I was the first candidate to have the Natatorium (defunct since the’90s) swimming pool open for inspection. I was an advocate for reopening the pool. I am just a for-real person. I don’t have a polished, canned speech telling you what you want to hear.
I was the only candidate against the super popular Measure EE parcel tax, mainly because it was underfunded. It was the latest trend in self-taxing, which could free up more money for the cities for Redevelopment Agency scams.

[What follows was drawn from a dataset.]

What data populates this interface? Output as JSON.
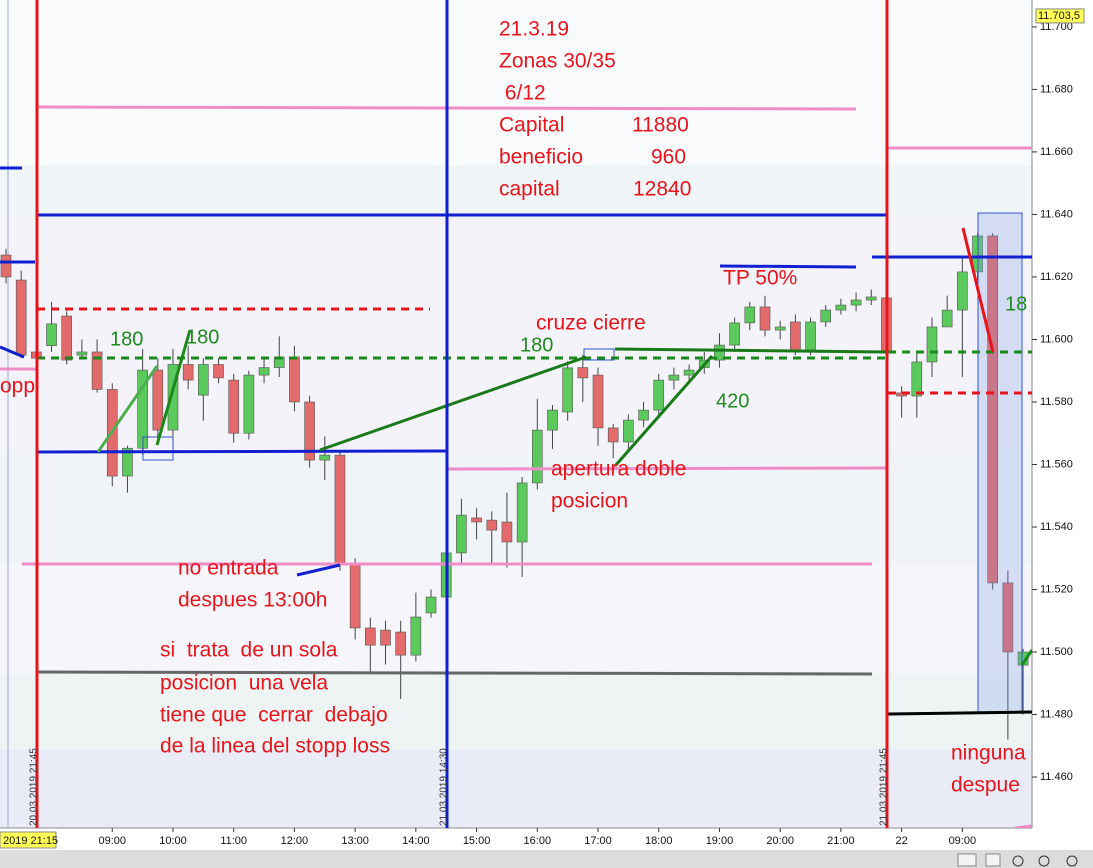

In other letters, I questioned a City Councilman during one meeting about the development on Irving Place that started out as a private sale of public property for $2.4 million to a private developer to finance other Redevelopment Agency projects. What began as a private party condo investment somehow became a Culver City $6 miillion taxpayer-financed investment apartment scam with $4.4 million forgiven for the opportunity for three low-income and nine moderate income city or School District employees getting first dibs for paying market rate rents. The present Mayor Cooper was roaring to get the measure passed with only two days public (legal) notice, given on a Friday for a meeting set for Monday.

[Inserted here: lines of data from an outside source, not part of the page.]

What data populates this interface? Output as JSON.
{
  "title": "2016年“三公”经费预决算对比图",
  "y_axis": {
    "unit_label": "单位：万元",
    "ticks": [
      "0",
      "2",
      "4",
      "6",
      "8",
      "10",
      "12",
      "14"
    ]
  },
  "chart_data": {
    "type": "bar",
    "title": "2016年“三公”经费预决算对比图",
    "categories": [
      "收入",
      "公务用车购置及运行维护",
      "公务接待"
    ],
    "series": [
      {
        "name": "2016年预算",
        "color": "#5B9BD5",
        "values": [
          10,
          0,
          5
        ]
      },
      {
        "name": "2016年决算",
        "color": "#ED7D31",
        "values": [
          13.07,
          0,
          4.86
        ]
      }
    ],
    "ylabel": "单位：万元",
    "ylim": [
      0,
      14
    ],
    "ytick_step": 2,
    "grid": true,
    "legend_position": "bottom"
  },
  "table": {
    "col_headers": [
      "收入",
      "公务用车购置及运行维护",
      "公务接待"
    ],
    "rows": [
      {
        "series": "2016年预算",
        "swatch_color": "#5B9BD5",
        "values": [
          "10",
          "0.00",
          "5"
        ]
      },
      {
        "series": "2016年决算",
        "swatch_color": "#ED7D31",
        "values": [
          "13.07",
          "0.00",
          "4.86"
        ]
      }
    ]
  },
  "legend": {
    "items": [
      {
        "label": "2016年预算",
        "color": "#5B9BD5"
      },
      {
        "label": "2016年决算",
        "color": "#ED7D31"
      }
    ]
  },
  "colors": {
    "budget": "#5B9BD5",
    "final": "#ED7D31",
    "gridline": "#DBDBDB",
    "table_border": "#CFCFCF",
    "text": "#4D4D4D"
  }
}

I questioned the Council as to why they do not financially assist the schools. One Councilman replied that they were prohibited by law.
When the Redevelopment Agency was threatened with shutdown by the newly elected Gov. Brown because they were not sharing the money with the schools, the Agency hastily scrambled to make all kinds of new development deals to preempt the shutdown, more than $40million. Not one penny for the School District.
The Redevelopment Agency members and City Council were the same people. They just switched hats.
Wrote about that, too.
The premise that there is a law that would prohibit any city from financially assisting a school district is unbelievable. It is constantly repeated by Culver City politicians does not make it true. School Board members fall for it, though. Culver citizens like their politicians dumb and the politicians like their citizens dumber.
Three times in your letter you were ashamed and once you were disappointed.
Some times the truth does make one ashamed.
Educate the readers about what specifically made you ashamed.